Ministério da Justiça e Segurança Pública lança a campanha ‘Vacina Pirata, não!’

Publicado em 04 de fevereiro, 2021

O objetivo da campanha é alertar o consumidor de que, neste momento, apenas o poder público, por meio do SUS, está autorizado a fornecer a vacina, de forma gratuita. Foto: Reprodução

Com o slogan “Vacina Pirata, Não!”, o Ministério da Justiça e Segurança Pública lançou, por meio da Secretaria Nacional do Consumidor, (MJSP/Senacon), uma campanha nas redes sociais para combater a comercialização de vacinas falsificadas contra a Covid-19. O objetivo é alertar o consumidor de que, neste momento, apenas o poder público, por meio do Sistema Único de Saúde (SUS), está autorizado a fornecer a vacina, de forma gratuita.

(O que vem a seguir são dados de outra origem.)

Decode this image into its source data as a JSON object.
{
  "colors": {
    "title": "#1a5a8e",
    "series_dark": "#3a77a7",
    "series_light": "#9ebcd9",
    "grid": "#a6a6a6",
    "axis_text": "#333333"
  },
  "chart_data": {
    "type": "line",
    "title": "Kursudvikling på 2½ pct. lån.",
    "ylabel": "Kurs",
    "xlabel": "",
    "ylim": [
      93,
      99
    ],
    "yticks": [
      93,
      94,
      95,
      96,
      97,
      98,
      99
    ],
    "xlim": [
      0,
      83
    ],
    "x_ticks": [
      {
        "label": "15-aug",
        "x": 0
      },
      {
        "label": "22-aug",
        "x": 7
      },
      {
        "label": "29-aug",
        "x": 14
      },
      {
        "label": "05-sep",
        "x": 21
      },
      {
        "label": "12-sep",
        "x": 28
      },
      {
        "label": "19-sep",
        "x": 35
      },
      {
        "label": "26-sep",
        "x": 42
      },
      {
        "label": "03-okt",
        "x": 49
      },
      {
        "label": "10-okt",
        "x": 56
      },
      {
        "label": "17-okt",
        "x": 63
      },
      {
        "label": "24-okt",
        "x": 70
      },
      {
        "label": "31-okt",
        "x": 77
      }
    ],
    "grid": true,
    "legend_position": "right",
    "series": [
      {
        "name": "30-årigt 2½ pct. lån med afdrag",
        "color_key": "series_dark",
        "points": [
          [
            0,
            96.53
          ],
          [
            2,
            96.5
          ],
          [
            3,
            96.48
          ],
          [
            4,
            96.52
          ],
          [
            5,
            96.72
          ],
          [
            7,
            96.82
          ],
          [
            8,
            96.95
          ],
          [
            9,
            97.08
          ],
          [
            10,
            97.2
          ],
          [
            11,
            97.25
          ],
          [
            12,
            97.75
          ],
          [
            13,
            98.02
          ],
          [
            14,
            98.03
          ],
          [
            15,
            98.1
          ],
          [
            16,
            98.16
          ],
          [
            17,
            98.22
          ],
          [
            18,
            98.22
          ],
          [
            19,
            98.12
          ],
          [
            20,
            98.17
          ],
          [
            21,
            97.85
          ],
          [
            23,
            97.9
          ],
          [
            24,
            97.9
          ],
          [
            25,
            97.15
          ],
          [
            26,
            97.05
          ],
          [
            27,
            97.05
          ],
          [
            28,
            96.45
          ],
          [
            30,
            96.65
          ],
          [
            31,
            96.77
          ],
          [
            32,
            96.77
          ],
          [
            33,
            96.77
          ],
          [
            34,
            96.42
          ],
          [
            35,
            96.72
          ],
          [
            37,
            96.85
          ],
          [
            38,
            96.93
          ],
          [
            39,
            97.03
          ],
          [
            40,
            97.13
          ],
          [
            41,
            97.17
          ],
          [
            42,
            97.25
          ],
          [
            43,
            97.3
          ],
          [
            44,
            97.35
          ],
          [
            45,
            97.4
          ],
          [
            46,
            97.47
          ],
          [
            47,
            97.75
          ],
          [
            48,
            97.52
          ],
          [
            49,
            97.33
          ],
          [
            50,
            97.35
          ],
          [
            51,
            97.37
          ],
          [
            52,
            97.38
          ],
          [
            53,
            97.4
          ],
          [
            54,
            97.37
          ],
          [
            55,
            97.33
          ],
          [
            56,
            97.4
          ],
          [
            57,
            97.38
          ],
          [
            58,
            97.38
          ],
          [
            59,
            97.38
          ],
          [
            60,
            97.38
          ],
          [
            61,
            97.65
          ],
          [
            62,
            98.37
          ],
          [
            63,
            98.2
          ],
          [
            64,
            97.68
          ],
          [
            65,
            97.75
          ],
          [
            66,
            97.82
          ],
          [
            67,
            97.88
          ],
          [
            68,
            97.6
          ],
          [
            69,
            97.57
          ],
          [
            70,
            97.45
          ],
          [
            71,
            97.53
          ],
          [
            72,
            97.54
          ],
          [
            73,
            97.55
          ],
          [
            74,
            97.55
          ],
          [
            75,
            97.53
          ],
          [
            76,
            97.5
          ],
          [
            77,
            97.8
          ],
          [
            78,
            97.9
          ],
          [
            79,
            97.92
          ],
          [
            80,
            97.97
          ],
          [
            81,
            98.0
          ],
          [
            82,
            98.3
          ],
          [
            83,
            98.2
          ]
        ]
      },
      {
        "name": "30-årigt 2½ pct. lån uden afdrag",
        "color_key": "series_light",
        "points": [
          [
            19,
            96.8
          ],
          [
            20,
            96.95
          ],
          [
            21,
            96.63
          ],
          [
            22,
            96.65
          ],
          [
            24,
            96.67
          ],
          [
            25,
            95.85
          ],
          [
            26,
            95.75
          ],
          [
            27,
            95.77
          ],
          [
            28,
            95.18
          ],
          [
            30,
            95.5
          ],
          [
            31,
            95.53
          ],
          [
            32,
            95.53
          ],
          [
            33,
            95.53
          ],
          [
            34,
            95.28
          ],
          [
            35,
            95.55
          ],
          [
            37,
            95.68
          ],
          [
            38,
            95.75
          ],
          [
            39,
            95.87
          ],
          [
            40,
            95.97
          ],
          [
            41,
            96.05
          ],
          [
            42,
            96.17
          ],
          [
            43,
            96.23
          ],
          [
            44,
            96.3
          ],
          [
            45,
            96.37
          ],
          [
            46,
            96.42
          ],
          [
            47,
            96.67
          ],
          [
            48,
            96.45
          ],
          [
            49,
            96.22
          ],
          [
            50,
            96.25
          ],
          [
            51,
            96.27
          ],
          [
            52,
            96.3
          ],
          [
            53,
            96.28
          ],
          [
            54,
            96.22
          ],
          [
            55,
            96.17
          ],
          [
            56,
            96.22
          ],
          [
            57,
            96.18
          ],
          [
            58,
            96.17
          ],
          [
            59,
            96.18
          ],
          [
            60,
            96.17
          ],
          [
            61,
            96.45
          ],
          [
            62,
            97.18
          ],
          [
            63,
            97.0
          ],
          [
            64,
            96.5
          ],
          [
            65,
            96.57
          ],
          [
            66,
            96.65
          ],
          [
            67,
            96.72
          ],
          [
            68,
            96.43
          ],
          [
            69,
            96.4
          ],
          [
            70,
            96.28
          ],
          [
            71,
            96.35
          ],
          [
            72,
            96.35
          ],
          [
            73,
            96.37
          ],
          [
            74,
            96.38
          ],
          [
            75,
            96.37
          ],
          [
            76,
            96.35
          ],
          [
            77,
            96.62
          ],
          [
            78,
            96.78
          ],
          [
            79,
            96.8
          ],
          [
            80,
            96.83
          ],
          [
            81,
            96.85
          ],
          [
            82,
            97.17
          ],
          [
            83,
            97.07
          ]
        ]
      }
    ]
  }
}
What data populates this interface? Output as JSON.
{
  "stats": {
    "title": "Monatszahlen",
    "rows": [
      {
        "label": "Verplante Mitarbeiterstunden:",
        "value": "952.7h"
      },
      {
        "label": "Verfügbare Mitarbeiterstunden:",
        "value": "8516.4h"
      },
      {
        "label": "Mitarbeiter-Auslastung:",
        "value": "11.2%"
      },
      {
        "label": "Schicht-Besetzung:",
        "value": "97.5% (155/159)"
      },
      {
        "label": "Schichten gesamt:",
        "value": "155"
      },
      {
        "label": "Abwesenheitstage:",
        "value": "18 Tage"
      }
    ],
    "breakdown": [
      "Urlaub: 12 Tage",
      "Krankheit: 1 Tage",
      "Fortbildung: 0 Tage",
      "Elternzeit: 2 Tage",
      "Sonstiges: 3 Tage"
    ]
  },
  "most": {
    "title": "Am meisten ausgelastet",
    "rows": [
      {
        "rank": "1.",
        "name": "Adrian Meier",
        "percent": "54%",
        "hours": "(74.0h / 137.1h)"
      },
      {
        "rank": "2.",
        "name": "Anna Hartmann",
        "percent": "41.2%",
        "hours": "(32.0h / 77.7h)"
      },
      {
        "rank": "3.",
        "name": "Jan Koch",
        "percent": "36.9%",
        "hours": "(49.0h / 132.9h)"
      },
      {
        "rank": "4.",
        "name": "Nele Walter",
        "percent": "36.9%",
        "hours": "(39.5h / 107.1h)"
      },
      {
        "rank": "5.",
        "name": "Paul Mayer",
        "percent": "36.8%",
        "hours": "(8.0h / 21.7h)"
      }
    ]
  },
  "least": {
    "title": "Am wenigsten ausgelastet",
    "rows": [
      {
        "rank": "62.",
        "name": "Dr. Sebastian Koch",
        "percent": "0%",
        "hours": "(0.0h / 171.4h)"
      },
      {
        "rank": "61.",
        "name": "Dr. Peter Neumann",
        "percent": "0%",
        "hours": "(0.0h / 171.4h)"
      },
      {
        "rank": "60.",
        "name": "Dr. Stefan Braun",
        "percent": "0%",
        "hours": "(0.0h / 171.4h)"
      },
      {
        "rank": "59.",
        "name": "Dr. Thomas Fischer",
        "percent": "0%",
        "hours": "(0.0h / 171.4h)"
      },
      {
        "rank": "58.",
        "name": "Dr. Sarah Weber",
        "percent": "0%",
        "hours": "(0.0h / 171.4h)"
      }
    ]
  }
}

A secretária nacional do Consumidor e presidente do Conselho Nacional de Combate à Pirataria, Juliana Domingues, explica que a Senacon está analisando mais de duas mil páginas virtuais suspeitas de estarem, de algum modo, oferecendo vacinas piratas ou induzindo o consumidor ao erro. Além disso, a Senacon também fará varreduras em plataformas de comércio eletrônico (marketplaces) para identificar anúncios e comercialização ilegais.

“Essa comercialização é crime e traz riscos à saúde e à segurança do cidadão brasileiro. Estamos lançando a campanha nas redes sociais do Ministério da Justiça e Segurança Pública para alertar o consumidor que não existe compra na internet de vacinas contra Covid-19 ”, explica. A secretária reforça que a vacina contra o Covid-19 é gratuita e que é distribuída somente pelo Sistema Único de Saúde.

Confira o vídeo da campanha

De acordo com o secretário executivo do Conselho Nacional de Combate à Pirataria (CNCP), Guilherme Vargas, a questão foi avaliada em caráter de urgência. “Acionamos a Anvisa e órgãos do Ministério da Justiça e Segurança Pública (MJSP), em especial a Secretaria de Operações Integradas (Seopi) e a Polícia Federal, para estabelecer uma estratégia conjunta, a fim de garantir a saúde e a segurança dos consumidores brasileiros”, esclarece.

Com a crescente expansão do comércio eletrônico, principalmente durante a pandemia, a comercialização de produtos pirateados no meio digital já é de conhecimento do CNCP, o qual, inclusive, lançou em 2020 dois guias de boas práticas e orientações para mitigar o problema.

A Secretaria Nacional do Consumidor também criou um canal, por e-mail, exclusivo para concentrar as denúncias dos casos. As denúncias podem ser enviadas por meio do endereço eletrônico [email protected]. A contribuição é importante para que a ação do governo federal no combate à comercialização de vacinas piratas seja rápida e eficaz.